The foreign angle might seem surprising since more than 85% of production was used domestically according to the U.S. Energy Information Administration. Weakness in domestic demand hasn’t been a big contributor to growing storage inventory, though. Despite lower power demand, cheap natural gas is further cannibalizing coal’s share of the power-generation market: While electricity produced from coal declined more than 30% in March compared with the previous year, power generated by natural gas actually increased 11.5% over the same period, according to EIA data.

And while industrial demand for natural gas is expected to decline by 7% this year, according to the EIA, much of that is offset by the commodity’s increased use for electricity, said Richard Redash, head of global gas planning for S&P Global Platts.

“A big part of why the U.S. was able to absorb its formerly growing production was because it was exporting more liquefied natural gas,” said Mr. Redash. Exports have been the source of the fastest-growing demand for U.S. natural gas: LNG exports grew 157% from 2017 to 2019, according to the EIA. Domestic consumption grew just 14% over the same period. Citing IHS Markit, the EIA said natural-gas deliveries to U.S. facilities producing LNG for export averaged 6.7 billion cubic feet a day in May, the lowest level since October of last year.

The weaker international pull from U.S. storage inventory is compounded by the importers’ inability to take advantage of cheap prices by storing the commodity: Asian countries, for example, have geological conditions that are challenging for underground storage. And while crude-oil buyers have resorted to using expensive floating storage on supertankers, such an option makes less economic sense for natural gas, which has to be supercooled in transit.

Foreign trends even impact supply indirectly. That is because a growing share of U.S. production is “associated” natural gas from wells producing crude oil, a commodity whose price is very directly linked to the whims of other countries’ production decisions such as the price war between Russia and Saudi Arabia earlier this year. The share of natural gas produced from oil wells doubled to 16% between 2006 and 2018, according to the EIA. Natural-gas-only drilling activity has been on a downtrend for over a year because of weak natural-gas prices, according to Mr. Redash.

Producers of crude oil can be oblivious to low natural-gas prices as long as oil prices are high. Through early May, oil producers’ travails were cause for cheer as investors bet that the closure of U.S. oil wells due to lack of storage would translate to better fortunes for companies that focus on natural gas. The linkage can clearly be seen in the marked drop of natural-gas production in June following oil’s price plunge in April, according to estimates from Platts Analytics. The delay in the dip is seen because production of natural gas takes a longer time to decline following a shut-in compared with oil.

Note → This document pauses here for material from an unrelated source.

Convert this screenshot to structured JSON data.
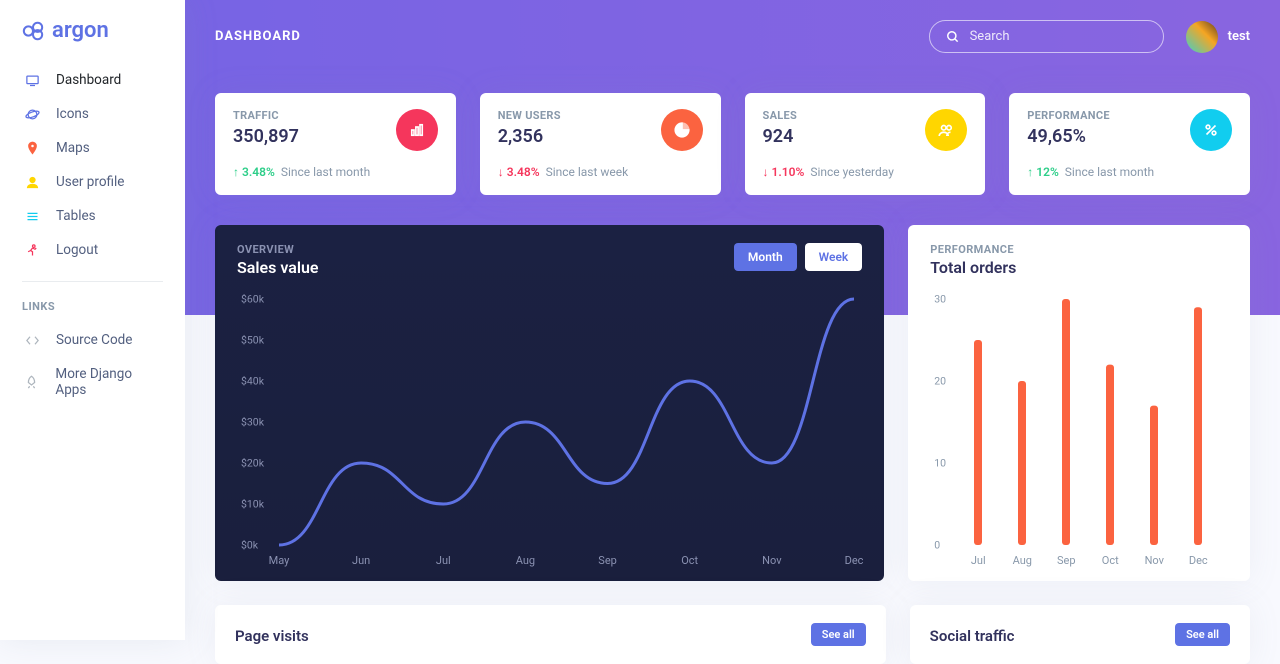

The Organization of the Petroleum Exporting Countries and its allies threaten this thesis, though. Massive supply cuts have led to a rally in oil prices, though not yet to the point to stimulate new U.S. drilling.

Even without a revival in oil drilling, the U.S. could be headed for the largest storage inventory on record by the end of October: The EIA expects it to reach at almost 4.2 trillion cubic feet. There was roughly 4.7 trillion cubic feet of underground storage available as of November 2019. High storage before heating season can lead to muted winter and spring prices.

Like the pandemic, that is likely a short-term problem. Exposure to global markets has helped America’s natural-gas industry grow and will likely only increase going forward. Even in bearish scenarios, the U.S. EIA expects natural-gas production to continue increasing until 2050 to support exports. Today’s headaches are a reminder that nothing comes without a cost.